EL RETORNO
(Viaje sin regreso al Colegio Salesiano Don Bosco)
La agonía de un nuevo ciclo escolar empezaba a tomar cuerpo en el ambiente. Ya las fiestas del fin de año se habían diluido en un reloj de arena y el destino se encargaba de darle vuelta con mano inexorable.
Era enero de 1974, una nueva etapa comenzaba también para mí, debía empezar a cursar el ciclo básico y mi viejo dispuso que esta incierta tarea la llevara a cabo en el Colegio Salesiano Don Bosco, situado en la 26 calle de la zona 1, en la antañona capital de Guatemala.
Esto significó un cambio drástico en aquello que estaba yo acostumbrado a hacer y a pensar.

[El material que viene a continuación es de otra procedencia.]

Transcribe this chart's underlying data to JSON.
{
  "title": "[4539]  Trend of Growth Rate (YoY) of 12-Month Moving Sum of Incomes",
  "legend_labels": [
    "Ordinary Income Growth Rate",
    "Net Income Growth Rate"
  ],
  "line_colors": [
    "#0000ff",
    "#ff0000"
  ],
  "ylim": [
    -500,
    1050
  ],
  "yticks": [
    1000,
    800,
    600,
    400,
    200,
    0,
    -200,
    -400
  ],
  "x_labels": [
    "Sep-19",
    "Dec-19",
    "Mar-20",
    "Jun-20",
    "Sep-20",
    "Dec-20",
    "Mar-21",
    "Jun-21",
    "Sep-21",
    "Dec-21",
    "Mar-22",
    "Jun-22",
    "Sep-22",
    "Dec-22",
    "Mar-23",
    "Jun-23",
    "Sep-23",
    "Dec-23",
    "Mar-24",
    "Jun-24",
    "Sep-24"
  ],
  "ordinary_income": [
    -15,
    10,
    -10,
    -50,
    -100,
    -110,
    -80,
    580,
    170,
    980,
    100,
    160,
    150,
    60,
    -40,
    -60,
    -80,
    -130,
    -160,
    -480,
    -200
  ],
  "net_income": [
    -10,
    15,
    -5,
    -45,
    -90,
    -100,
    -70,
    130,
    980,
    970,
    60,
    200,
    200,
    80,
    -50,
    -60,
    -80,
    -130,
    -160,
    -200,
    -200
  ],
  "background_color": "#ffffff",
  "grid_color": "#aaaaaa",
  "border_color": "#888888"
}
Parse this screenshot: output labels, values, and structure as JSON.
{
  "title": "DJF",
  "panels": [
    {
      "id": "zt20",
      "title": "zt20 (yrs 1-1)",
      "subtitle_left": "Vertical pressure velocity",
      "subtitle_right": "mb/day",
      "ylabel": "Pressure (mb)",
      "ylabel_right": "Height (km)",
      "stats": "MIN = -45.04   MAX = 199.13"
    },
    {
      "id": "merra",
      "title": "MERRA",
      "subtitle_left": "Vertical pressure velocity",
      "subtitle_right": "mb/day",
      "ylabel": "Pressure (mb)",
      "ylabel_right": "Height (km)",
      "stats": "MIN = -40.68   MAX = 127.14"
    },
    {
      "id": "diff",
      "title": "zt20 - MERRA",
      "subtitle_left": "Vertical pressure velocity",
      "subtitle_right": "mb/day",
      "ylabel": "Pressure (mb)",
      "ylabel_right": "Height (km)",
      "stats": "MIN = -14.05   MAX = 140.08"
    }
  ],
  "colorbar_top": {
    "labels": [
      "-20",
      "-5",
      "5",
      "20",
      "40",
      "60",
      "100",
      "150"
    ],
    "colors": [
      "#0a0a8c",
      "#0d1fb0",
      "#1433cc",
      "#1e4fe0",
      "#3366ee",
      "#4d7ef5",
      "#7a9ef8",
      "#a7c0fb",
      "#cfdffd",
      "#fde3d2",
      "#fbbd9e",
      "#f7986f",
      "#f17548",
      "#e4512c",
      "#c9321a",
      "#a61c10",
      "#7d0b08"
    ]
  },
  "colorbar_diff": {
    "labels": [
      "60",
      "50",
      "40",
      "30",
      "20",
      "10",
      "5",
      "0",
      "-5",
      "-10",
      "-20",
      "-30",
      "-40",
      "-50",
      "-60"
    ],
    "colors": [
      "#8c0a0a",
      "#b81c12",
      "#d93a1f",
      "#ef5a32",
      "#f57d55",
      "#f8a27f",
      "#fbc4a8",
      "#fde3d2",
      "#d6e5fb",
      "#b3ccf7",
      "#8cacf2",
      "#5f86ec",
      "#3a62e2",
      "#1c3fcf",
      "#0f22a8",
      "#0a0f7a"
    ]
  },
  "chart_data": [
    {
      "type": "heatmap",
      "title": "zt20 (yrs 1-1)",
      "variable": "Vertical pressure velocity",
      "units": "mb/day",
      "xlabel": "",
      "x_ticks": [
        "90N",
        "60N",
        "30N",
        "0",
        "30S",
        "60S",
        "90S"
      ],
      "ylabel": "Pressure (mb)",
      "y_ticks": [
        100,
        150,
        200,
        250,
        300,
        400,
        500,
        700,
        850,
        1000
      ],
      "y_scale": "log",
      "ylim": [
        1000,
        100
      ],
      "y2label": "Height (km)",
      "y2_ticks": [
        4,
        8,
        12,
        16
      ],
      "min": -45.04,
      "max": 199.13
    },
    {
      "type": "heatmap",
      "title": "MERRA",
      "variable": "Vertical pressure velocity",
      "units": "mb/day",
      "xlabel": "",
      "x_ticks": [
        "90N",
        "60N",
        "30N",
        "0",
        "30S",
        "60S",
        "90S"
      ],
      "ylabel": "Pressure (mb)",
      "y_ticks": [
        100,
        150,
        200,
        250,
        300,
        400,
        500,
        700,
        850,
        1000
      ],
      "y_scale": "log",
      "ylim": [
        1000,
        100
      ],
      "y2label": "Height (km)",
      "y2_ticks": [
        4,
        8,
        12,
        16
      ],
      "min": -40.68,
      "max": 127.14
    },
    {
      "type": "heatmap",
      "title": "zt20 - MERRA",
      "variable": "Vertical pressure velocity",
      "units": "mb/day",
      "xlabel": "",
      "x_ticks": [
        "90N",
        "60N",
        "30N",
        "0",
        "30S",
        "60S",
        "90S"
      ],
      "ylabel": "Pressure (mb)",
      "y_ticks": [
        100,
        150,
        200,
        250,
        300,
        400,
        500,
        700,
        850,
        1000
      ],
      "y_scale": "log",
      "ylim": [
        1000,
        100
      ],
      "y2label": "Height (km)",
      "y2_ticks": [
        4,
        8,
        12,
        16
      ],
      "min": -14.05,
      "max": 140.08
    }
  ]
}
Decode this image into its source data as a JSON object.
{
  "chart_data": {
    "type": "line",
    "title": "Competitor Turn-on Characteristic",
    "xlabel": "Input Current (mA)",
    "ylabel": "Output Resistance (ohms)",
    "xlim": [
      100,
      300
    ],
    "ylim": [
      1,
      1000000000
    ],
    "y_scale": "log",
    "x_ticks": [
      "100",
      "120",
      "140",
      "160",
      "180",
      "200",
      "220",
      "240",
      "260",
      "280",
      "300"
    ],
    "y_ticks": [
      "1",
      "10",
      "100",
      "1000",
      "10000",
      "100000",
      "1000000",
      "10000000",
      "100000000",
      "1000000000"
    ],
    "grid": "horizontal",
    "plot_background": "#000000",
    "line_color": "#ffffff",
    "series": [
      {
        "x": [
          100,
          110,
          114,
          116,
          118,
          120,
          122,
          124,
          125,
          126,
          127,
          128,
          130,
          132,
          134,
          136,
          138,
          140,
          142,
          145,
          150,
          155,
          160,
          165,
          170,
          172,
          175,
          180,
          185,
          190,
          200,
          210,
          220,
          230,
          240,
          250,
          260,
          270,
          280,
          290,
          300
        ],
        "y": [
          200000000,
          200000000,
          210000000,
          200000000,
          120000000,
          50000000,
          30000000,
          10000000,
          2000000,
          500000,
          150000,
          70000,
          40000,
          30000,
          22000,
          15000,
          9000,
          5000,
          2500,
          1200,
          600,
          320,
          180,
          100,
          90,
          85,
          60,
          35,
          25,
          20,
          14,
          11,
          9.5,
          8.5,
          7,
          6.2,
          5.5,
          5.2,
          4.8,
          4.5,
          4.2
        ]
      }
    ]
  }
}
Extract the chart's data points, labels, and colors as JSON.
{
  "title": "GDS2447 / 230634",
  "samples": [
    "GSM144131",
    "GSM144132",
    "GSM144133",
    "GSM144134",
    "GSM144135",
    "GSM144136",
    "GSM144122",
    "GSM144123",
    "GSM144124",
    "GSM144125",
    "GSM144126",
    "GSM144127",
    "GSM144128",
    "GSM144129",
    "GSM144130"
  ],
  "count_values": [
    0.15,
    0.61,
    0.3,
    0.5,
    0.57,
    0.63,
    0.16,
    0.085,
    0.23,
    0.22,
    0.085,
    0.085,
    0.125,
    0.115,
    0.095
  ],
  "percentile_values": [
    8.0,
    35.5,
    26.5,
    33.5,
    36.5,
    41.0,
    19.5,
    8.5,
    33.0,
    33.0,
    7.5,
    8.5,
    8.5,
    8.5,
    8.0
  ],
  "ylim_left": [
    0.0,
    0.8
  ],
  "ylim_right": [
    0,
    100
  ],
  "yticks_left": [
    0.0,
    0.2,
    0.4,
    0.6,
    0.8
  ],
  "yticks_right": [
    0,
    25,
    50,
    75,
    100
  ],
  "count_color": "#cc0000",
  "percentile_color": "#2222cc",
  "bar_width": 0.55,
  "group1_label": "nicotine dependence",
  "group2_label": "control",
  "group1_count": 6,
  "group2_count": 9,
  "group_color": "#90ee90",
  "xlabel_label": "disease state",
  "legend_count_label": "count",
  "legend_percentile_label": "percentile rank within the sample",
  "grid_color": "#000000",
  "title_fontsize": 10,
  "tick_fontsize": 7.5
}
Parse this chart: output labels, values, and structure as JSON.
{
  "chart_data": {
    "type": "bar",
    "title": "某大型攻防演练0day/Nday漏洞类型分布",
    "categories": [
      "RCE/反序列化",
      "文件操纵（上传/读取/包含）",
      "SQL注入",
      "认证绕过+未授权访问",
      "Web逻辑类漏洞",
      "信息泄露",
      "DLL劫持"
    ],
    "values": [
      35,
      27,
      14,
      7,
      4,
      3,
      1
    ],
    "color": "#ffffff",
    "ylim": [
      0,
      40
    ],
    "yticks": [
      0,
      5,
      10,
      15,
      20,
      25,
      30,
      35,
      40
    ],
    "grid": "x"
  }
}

En adelante las apacibles tardes de mi pueblo, tan repletas de claridad y hasta cierto punto estáticas, parecían llegar a su fin.
En adelante las apacibles tardes de mi pueblo, tan repletas de claridad y hasta cierto punto estáticas, parecían llegar a su fin.
Por cuestiones económicas y de seguridad, a pesar que en esos tiempos la delincuencia no representaba mayor peligro y los buses extraurbanos hacia San Juan eran lentos, pero confiables; en la casa decidieron que, por lo menos el primer año, lo debería pasar enterito en la casa de mi abuela, situada en la 35 calle de la zona 8, en la misma Avenida Bolívar, que por ese entonces no era tan transitada como lo es hoy.
Ese día, de mediados de enero, me sentía muy nervioso. Mi viejo me levantó temprano y me apresuraba para que nos fuéramos directo al Colegio Don Bosco, lo cual hicimos muy temprano.
Por algún motivo, mi viejo no quiso que nos trasladáramos en bus urbano, sino que caminaramos la distancia que separaba la casa de mi abuela hacia el colegio.
Mientras caminábamos, iba memorizando los nombres de los negocios que, por esa época destacaban sobre la avenida Bolívar.
Mientras caminábamos, iba memorizando los nombres de los negocios que, por esa época destacaban sobre la avenida Bolívar.
Así, la Mueblería el Sol, el cine Tropical, Fahonda, la Iglesia evangélica Cristo Salva, la Foto Anckermann, la Farmacia Landívar y otros muchos, quedaran grabados en mi memoria para siempre, habida cuenta que, por cinco años desfilarían cotidianamente por mi retina.
Cuando llegamos al colegio, éste lucía desierto, bajamos por la veinte y cinco calle y entramos por una puerta gris que se encontraba abierta. El corazón me latía muy rápido y mis manos sudaban copiosamente…
De repente, la voz ronca de mi viejo me sacó del ensimismamiento que tenía: - Bueno, aquí te dejo, tomá diez len, por si te querés regresar en camioneta, si no, pues te regresás a pie por donde vinimos. Hay tenés cuidado-
Asentí tímidamente con la cabeza y observé, casi en otra dimensión, como mi viejo atravesaba el umbral de la puerta y se marchaba.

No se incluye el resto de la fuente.